ANY snow, even three flakes spotted by one person as they drift down - DOOM! No one here knows how to drive in snow - but they do know how to drive in dry sand and mud.
One year here in North Florida it got down to 8 F with ice storms. I was downstate and drove back since the people taking care of the farm were panicked. The entire state was shut down from Gainesville north. I had trouble finding gas to make it home. The ice encased trees were kind of neat on the highway between Perry and Tallahassee - not something I ever want to see again.
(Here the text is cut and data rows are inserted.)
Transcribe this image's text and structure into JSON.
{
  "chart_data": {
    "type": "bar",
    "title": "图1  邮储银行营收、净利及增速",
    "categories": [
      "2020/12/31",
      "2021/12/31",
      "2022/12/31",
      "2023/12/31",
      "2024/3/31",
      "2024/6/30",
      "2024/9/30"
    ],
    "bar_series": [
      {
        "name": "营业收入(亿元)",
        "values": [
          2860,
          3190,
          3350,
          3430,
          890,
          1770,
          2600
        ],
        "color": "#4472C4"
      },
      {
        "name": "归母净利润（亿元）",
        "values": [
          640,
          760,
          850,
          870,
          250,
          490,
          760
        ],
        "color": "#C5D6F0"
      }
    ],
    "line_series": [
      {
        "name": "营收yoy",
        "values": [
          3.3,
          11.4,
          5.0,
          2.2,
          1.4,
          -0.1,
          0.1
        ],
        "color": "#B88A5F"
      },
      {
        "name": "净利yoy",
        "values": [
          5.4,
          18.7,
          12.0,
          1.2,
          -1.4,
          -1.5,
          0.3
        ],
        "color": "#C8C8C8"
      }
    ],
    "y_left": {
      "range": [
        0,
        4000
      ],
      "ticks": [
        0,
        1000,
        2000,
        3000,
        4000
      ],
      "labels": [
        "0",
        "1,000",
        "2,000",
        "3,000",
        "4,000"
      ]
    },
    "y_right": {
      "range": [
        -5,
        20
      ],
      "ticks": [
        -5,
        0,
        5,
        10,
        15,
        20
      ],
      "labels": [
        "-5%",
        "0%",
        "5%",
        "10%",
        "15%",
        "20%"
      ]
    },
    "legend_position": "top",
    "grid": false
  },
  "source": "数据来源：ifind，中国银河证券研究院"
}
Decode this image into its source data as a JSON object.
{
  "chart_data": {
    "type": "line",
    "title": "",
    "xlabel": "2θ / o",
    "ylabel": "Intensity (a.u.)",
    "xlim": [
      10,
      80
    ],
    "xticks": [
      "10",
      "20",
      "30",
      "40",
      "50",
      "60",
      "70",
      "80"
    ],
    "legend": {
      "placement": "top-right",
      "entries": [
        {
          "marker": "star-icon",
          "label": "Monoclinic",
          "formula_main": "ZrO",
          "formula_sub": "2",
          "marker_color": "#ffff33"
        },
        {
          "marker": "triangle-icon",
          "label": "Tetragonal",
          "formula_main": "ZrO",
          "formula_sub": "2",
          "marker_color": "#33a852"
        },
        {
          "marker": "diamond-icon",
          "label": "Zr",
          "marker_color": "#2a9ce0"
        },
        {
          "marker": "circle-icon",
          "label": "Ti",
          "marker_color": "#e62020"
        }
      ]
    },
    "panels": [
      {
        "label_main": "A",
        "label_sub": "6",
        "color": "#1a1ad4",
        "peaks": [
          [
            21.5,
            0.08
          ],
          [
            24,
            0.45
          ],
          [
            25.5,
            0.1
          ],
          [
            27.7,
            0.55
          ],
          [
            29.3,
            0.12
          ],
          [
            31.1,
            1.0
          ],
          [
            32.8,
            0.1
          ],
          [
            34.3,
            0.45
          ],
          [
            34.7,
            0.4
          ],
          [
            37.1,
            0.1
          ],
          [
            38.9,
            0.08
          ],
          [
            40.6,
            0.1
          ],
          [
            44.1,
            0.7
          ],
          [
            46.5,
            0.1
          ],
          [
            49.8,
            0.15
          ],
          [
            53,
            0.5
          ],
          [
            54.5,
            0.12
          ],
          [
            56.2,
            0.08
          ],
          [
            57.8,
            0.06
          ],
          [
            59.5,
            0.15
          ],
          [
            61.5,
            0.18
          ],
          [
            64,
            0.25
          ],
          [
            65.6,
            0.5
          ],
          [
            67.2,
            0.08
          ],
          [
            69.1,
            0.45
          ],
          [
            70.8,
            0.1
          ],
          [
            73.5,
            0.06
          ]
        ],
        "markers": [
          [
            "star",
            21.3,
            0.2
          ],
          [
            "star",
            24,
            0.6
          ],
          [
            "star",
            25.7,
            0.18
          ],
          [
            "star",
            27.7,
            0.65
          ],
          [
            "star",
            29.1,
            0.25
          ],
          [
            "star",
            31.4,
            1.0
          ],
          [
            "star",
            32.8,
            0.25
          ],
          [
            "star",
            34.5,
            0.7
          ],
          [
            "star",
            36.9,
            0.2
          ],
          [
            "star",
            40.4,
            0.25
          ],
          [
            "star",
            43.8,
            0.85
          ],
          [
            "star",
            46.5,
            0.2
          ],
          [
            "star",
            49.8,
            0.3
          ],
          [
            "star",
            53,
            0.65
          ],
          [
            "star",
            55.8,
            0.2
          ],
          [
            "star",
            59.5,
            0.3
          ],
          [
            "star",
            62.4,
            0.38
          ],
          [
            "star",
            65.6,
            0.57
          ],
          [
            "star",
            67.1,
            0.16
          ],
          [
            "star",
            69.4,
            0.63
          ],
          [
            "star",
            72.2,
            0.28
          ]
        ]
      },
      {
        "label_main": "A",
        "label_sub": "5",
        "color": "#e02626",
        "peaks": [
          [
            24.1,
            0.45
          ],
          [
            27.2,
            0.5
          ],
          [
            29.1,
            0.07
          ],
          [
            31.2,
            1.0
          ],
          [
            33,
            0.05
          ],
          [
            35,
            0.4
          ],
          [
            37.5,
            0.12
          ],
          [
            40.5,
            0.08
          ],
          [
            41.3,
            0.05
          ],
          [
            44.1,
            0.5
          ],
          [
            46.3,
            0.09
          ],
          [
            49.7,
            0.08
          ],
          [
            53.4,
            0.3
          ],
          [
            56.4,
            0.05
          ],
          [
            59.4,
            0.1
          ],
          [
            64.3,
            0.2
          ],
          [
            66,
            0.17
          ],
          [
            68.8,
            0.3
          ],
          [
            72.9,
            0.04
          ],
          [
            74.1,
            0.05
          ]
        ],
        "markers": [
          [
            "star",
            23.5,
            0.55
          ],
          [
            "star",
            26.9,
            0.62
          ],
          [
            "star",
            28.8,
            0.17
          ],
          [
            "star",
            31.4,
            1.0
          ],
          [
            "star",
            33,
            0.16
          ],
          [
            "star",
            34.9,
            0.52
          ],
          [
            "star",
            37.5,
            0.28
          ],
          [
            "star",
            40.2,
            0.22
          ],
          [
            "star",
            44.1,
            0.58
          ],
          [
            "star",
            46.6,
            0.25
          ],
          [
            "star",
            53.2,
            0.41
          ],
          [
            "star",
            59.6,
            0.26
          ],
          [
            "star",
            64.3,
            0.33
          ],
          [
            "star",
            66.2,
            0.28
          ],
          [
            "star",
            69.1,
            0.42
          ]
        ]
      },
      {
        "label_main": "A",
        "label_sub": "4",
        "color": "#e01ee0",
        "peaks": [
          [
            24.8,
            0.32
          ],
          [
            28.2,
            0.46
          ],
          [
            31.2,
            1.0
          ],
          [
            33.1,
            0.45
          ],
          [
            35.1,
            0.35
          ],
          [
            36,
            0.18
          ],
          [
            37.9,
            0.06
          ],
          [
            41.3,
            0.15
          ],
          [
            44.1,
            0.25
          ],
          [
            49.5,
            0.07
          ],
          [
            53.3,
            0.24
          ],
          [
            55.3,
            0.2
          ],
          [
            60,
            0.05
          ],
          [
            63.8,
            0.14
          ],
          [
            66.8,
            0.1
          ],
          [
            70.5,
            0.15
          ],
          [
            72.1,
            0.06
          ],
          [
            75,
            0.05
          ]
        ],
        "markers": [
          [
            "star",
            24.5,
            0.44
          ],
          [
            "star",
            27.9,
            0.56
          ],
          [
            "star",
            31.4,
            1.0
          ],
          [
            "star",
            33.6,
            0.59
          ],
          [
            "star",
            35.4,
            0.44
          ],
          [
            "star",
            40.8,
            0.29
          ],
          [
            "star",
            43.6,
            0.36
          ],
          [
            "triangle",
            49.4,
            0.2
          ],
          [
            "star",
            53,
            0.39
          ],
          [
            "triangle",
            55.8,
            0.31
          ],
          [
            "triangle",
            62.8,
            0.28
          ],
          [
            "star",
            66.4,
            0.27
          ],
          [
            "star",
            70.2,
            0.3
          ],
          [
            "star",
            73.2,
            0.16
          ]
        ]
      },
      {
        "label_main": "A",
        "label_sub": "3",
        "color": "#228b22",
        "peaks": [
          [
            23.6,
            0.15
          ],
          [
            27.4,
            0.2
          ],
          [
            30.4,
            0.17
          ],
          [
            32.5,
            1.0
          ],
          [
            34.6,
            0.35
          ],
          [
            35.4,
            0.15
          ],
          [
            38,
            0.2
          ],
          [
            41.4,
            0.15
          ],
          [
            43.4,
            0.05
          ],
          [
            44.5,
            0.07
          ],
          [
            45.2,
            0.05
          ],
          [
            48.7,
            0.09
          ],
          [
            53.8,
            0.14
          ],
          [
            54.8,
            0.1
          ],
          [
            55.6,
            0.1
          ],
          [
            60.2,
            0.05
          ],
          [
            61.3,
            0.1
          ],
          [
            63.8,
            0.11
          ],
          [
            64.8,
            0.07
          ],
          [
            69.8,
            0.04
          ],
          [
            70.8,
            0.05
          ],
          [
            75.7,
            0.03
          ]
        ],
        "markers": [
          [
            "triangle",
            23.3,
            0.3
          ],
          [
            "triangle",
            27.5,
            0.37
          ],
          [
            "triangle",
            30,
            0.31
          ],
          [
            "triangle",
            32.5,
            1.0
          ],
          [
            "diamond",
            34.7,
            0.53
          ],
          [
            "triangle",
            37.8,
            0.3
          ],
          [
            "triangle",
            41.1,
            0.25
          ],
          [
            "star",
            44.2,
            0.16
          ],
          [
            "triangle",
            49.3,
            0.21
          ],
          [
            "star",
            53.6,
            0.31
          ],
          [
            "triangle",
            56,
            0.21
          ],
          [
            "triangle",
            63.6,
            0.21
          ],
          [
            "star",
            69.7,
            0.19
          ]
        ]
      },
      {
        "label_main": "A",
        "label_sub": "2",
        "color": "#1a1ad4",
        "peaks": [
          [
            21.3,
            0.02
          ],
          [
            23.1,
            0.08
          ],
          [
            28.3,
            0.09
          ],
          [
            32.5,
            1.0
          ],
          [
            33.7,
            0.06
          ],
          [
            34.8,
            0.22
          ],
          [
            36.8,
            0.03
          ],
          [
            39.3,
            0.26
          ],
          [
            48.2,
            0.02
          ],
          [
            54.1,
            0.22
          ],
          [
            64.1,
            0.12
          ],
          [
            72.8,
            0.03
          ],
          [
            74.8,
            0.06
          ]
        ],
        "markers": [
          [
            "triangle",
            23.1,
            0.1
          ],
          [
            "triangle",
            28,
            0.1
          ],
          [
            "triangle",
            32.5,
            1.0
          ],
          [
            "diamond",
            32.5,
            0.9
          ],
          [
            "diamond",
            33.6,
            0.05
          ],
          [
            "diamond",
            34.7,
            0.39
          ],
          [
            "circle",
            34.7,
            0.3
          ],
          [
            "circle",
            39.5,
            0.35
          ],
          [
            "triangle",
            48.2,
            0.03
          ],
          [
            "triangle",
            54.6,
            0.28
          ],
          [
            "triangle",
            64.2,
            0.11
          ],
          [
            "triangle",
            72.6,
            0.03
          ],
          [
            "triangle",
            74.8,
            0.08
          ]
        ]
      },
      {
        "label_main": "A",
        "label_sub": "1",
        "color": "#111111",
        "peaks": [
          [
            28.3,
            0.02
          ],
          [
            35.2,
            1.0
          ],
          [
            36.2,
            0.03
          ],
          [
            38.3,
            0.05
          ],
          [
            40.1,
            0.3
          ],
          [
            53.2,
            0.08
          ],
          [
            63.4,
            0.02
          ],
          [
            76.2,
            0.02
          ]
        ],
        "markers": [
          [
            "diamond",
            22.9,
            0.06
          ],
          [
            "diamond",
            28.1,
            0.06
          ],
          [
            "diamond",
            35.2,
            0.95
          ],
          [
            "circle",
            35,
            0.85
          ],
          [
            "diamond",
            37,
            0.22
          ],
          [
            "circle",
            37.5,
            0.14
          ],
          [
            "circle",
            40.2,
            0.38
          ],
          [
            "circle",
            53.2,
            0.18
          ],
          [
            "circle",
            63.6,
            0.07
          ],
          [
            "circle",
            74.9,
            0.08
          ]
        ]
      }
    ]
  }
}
The thermostat that let hot water circulate to the heater core was stuck so we had no heat in the car.
When I got home, the people running the farm could not figure out how to chop holes in the ice on the water troughs so the horses could drink. We had to do that several times a day until the temps warmed up.
Our worst problem was our house - we'd drained the pipes before we left but had left a faucet running in the hopes the well wouldn't freeze. Apparently it didn't freeze for quite a while - there was a sheet of ice down the hill for 100 yards. That wasn't the problem. The smarter dog had gotten cold, even though he and his buddy had a nice warm nest in the hay stall in the barn. He pulled the supply vent loose from the house and was sitting inside the tube nice and toasty warm. His buddy was at the barn and was cold all by himself.
The house was less than 35 F and getting colder. It took days to get someone out to reconnect the vent properly so my husband crawled underneath and hooked it back up, kinda. It was so cold the glue on the duct tape wouldn't stick.